There are no data available on -phosphonic ester residue to estimate the inhalation toxicity. However, according to Regulation (EC) 1907/2006 (REACh) ANNEX VIII section 8.5 (Acute Toxicity) The study does not generally need to be conducted if the substance is classified as corrosive to the skin

However, the only available data resulted from Dimethylhydrogenphosphit accounting for 11% within phosphonic ester residue. The LC50 (rabbit, inhalation) is >7100 mg/m³,which does not lead to classification

DERMAL EXPOSURE

There are no data available on -phosphonic ester residue to estimate the dermal toxicity. However, according to Regulation (EC) 1907/2006 (REACh) ANNEX VIII section 8.5 (Acute Toxicity) The study does not generally need to be conducted if the substance is classified as corrosive to the skin.

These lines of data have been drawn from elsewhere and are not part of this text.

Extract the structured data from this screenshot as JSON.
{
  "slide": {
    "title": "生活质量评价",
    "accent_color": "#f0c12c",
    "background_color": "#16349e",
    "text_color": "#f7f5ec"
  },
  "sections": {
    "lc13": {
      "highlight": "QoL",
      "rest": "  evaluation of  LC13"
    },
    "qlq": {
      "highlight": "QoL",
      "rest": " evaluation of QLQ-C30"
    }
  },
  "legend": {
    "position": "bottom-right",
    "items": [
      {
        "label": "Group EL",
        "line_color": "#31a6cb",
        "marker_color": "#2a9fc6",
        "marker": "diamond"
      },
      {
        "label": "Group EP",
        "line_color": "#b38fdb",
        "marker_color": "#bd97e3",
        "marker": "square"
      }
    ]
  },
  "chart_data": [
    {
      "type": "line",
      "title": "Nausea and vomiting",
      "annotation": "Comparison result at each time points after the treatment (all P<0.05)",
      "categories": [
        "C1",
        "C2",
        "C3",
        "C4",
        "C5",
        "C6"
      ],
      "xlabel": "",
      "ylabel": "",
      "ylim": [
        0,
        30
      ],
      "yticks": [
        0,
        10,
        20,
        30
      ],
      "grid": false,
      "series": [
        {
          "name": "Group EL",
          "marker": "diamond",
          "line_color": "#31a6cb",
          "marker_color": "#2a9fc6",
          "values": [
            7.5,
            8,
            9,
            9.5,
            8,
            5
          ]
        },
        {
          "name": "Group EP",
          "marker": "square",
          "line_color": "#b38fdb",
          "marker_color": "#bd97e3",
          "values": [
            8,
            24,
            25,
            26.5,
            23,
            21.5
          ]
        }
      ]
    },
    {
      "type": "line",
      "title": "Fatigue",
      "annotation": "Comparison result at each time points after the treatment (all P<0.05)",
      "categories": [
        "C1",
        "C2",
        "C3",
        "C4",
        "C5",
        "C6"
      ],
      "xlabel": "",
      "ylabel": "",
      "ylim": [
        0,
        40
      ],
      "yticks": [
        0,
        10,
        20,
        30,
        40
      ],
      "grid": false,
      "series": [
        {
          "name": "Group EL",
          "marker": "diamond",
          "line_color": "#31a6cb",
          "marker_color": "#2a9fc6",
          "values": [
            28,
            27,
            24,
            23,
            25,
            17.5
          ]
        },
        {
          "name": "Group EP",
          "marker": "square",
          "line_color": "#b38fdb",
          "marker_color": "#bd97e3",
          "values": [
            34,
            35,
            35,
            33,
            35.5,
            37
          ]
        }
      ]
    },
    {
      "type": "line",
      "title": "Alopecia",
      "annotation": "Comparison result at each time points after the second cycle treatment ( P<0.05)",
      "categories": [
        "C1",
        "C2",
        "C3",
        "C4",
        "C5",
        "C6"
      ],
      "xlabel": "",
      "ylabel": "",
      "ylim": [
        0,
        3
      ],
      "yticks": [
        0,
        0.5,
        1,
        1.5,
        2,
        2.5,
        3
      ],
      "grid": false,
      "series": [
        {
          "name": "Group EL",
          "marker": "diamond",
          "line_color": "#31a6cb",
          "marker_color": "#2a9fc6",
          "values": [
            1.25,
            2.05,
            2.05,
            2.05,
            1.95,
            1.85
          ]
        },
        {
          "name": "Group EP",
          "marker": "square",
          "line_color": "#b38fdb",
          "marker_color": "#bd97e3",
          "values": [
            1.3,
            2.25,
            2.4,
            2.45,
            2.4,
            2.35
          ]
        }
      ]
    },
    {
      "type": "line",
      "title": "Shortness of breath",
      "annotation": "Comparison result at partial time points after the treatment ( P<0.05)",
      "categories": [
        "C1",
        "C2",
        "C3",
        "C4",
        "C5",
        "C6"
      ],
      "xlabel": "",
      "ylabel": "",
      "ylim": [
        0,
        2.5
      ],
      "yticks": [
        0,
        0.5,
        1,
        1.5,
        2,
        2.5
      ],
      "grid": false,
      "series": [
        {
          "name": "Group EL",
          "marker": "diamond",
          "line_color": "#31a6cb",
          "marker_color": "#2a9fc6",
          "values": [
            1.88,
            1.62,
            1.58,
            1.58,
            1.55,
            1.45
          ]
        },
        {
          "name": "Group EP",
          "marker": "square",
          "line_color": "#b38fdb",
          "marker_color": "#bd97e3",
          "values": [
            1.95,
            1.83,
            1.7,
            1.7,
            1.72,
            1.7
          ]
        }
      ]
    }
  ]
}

However, the only available data resulted from Dimethylhydrogenphosphit accounting for 11% within phosphonic ester residue. The LD50 (rabbit, dermal) is 681 mg/kg bw which is not taken into account based on severe methologic deficiencies.

Justification for selection of acute toxicity – oral endpoint
There no data on acute toxicity on phosphonic ester residue available. According to Regulation (EC) 1907/2006 (REACh) ANNEX VII section 8.5 (Acute Toxicity) a study does not generally need to be conducted if the substance is classified as corrosive to the skin.
However; according to Regulation (EC) No.1272/2008 GHS-CLP the LD50 can be estimated by the formula given in section 3.1.3.6.2.3. because two components of the product are of unknown acute oral toxicity accounting for > 10% of phosphonic ester residue.
Assuming that the product contains approx 30 % phosphonic acid (LD50=1720 mg/kg bw ), and approx 11 % Dimethylphosphonate (LD50=3040 mg/kg bw), approx 49 % monomethyl phosphonate (LD50= 1740 mg/kg bw), the overall calculated LD50 (oral, rat) value for phosphonic ester residue is 1816 mg/kg bw.

Justification for selection of acute toxicity – inhalation endpoint
There no data on acute toxicity on phosphonic ester residue available. Phosphonic ester residue is evaluated to be corrosive, based on the study result of a mixture component. Consequently, according to ANNEX VII column 2 no study has to be conducted

Justification for selection of acute toxicity – dermal endpoint
There no data on acute toxicity on phosphonic ester residue available. Phosphonic ester residue is evaluated to be corrosive based on the study result of a mixture component. Consequently, according to ANNEX VII column 2 no study has to be conducted

Justification for classification or non-classification

According to Regulation (EC) 1272/ 2008 Phosphonic ester residue is allocated to category 4, H302 = harmfull if swallowed based on the calculated data of acute oral toxicity.